L'étoile de l'AFLW s'ouvre sur le diagnostic et la dialyse de la scène

«Je n'ai jamais pensé que je pourrais avoir la chance de jouer à ce niveau, puis cela m'a été enlevé. Mais je savais que lorsque le stade cinq a frappé, j'ai dû commencer la dialyse tout de suite, et je ne pouvais pas continuer à jouer avec le tube dans mon estomac, donc à la fin je n'avais pas le choix», dit-elle. «À bien des égards, ce fut un soulagement de ne pas avoir à continuer de se soutenir lorsque mon corps voulait juste s'arrêter.»

Le tube auquel Cranston se réfère est un cathéter de dialyse péritonéal, qui est inséré dans l'estomac et utilisé pour livrer le traitement. Cranston est nécessaire pour porter ce cathéter dans une ceinture attachée à ses 24 heures par jour.

«Au début, je me disais:« ça craint »et je me suis conscient, mais maintenant, je le possède.»

Cranston, qui possède maintenant un gymnase CrossFit à Geelong, dit qu'elle a la chance d'avoir un système de soutien incroyable, plus que son partenaire, Emily Boswell.

«Elle est à peu près la femme parfaite pour moi, elle est ambulancier paramédicale, infirmière et entraîneur de CrossFit», explique Cranston. « Il y a beaucoup de choses que nous ne pouvons pas faire à cause de ma situation et de la dialyse, mais elle me dit toujours qu'elle ne se soucie de rien de tout cela tant que je suis en vie. »

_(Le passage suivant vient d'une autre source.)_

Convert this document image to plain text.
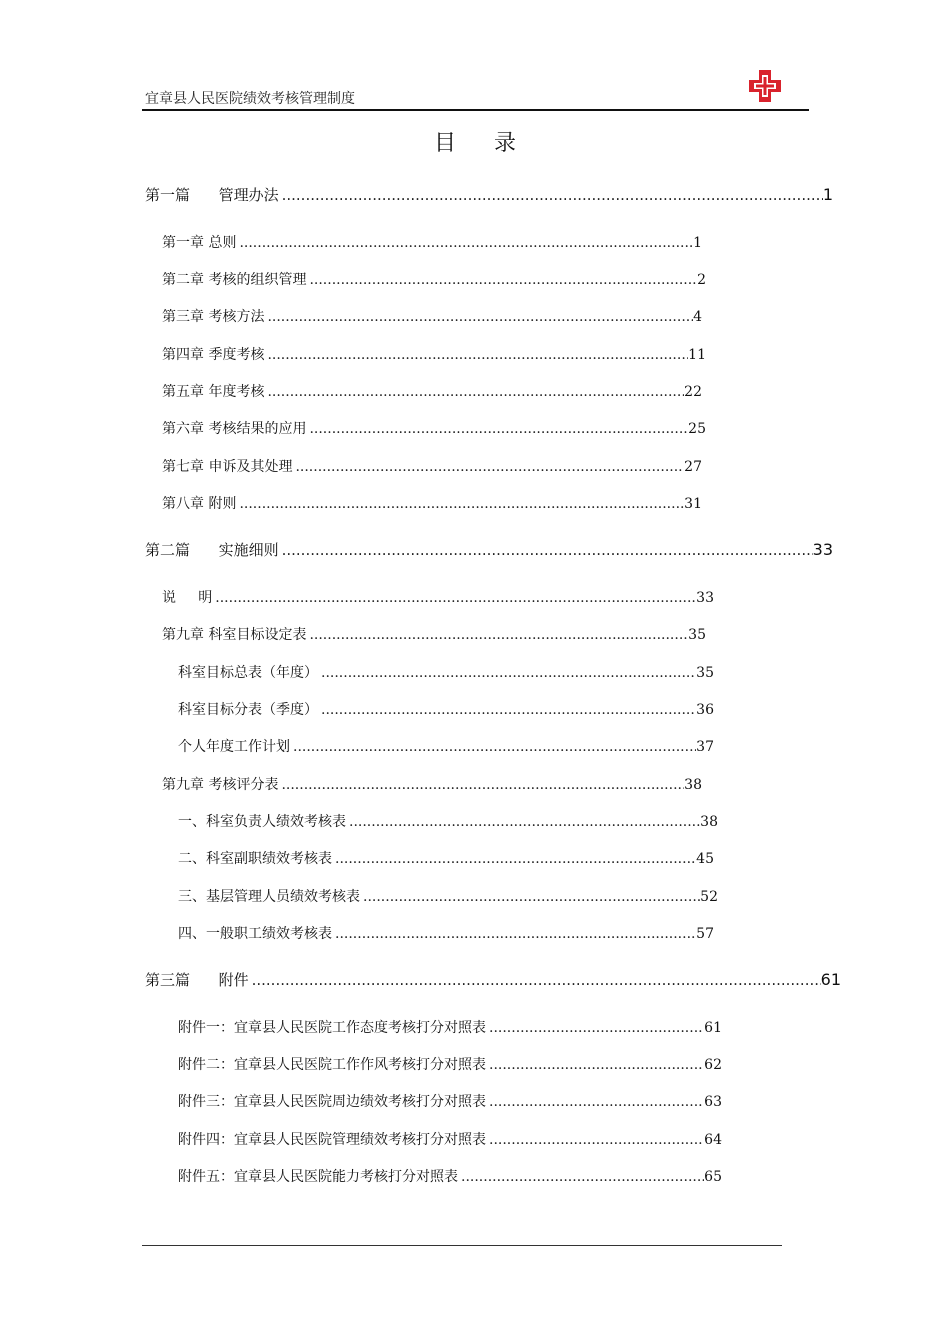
宜章县人民医院绩效考核管理制度
目录
第一篇      管理办法 .....	1
第一章 总则 .....	1
第二章 考核的组织管理 .....	2
第三章 考核方法 .....	4
第四章 季度考核 .....	11
第五章 年度考核 .....	22
第六章 考核结果的应用 .....	25
第七章 申诉及其处理 .....	27
第八章 附则 .....	31
第二篇      实施细则 .....	33
说     明 .....	33
第九章 科室目标设定表 .....	35
科室目标总表（年度） .....	35
科室目标分表（季度） .....	36
个人年度工作计划 .....	37
第九章 考核评分表 .....	38
一、科室负责人绩效考核表 .....	38
二、科室副职绩效考核表 .....	45
三、基层管理人员绩效考核表 .....	52
四、一般职工绩效考核表 .....	57
第三篇      附件 .....	61
附件一：宜章县人民医院工作态度考核打分对照表 .....	61
附件二：宜章县人民医院工作作风考核打分对照表 .....	62
附件三：宜章县人民医院周边绩效考核打分对照表 .....	63
附件四：宜章县人民医院管理绩效考核打分对照表 .....	64
附件五：宜章县人民医院能力考核打分对照表 .....	65
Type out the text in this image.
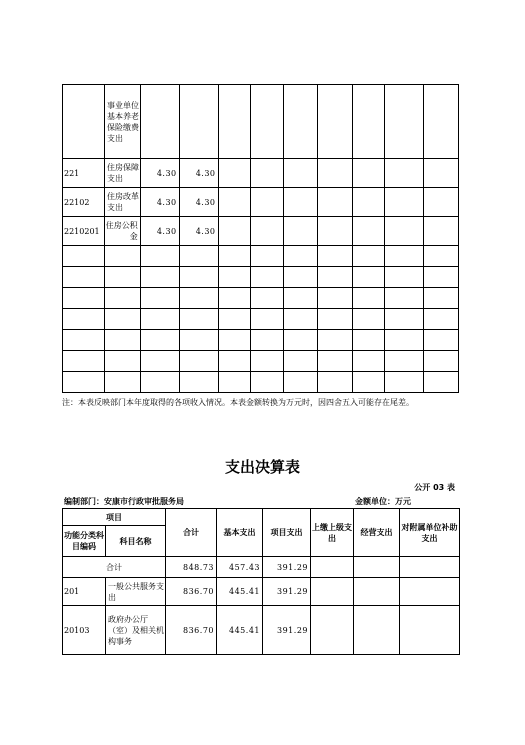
	事业单位基本养老保险缴费支出									
221	住房保障支出	4.30	4.30							
22102	住房改革支出	4.30	4.30							
2210201	住房公积金	4.30	4.30							

注：本表反映部门本年度取得的各项收入情况。本表金额转换为万元时，因四舍五入可能存在尾差。
支出决算表
公开 03 表
编制部门：安康市行政审批服务局	金额单位：万元
项目		合计	基本支出	项目支出	上缴上级支出	经营支出	对附属单位补助支出
功能分类科目编码	科目名称						
合计		848.73	457.43	391.29			
201	一般公共服务支出	836.70	445.41	391.29			
20103	政府办公厅（室）及相关机构事务	836.70	445.41	391.29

Cranston éprouve des symptômes constants qui affectent sa vie quotidienne, notamment la fatigue, les jambes agitées, les maux de tête et les démangeaisons qui, selon elle, peuvent se sentir comme si elle avait des fourmis qui rampaient sur elle.

«Et je ressens beaucoup de douleur du tube, nous l'appelons« douleur de vidange »; il remplit mon estomac de glucose, puis après une heure, il se draine dans la machine. Si je devais le décrire, ce serait comme la pire douleur que j'aie jamais eu.»

Richelle continue de faire face aux symptômes quotidiennement, notamment de la fatigue, des maux de tête et des démangeaisons qui ressemblent à des fourmis rampant sur sa peau.Crédit: Simon Schluter

En Australie, l'attente moyenne d'une greffe de rein est de deux ans et demi. Cranston est sur la liste depuis plus d'un an.

«Tout dépend de votre groupe sanguin et de vos anticorps; quelqu'un doit décéder à l'hôpital et sur le soutien à la vie – et peu de gens décèdent de cette façon», explique Cranston.

L'année dernière, seulement 253 reins ont été donnés en Australie, avec 1 800 personnes sur la liste d'attente.

Le partenaire et les amis de Cranston ont proposé de passer par le processus de test pour voir s'ils sont un match, mais elle dit qu'elle n'est pas à l'aise de mettre un être cher à travers la procédure.

«La chirurgie de la personne donnant est pire que la mienne. Je laisserais la procédure qui se sent bien et l'autre se sentirait pire. Et puis je retire certaines de vos fonctions rénales. Ce n'est tout simplement pas quelque chose que je pourrais faire.»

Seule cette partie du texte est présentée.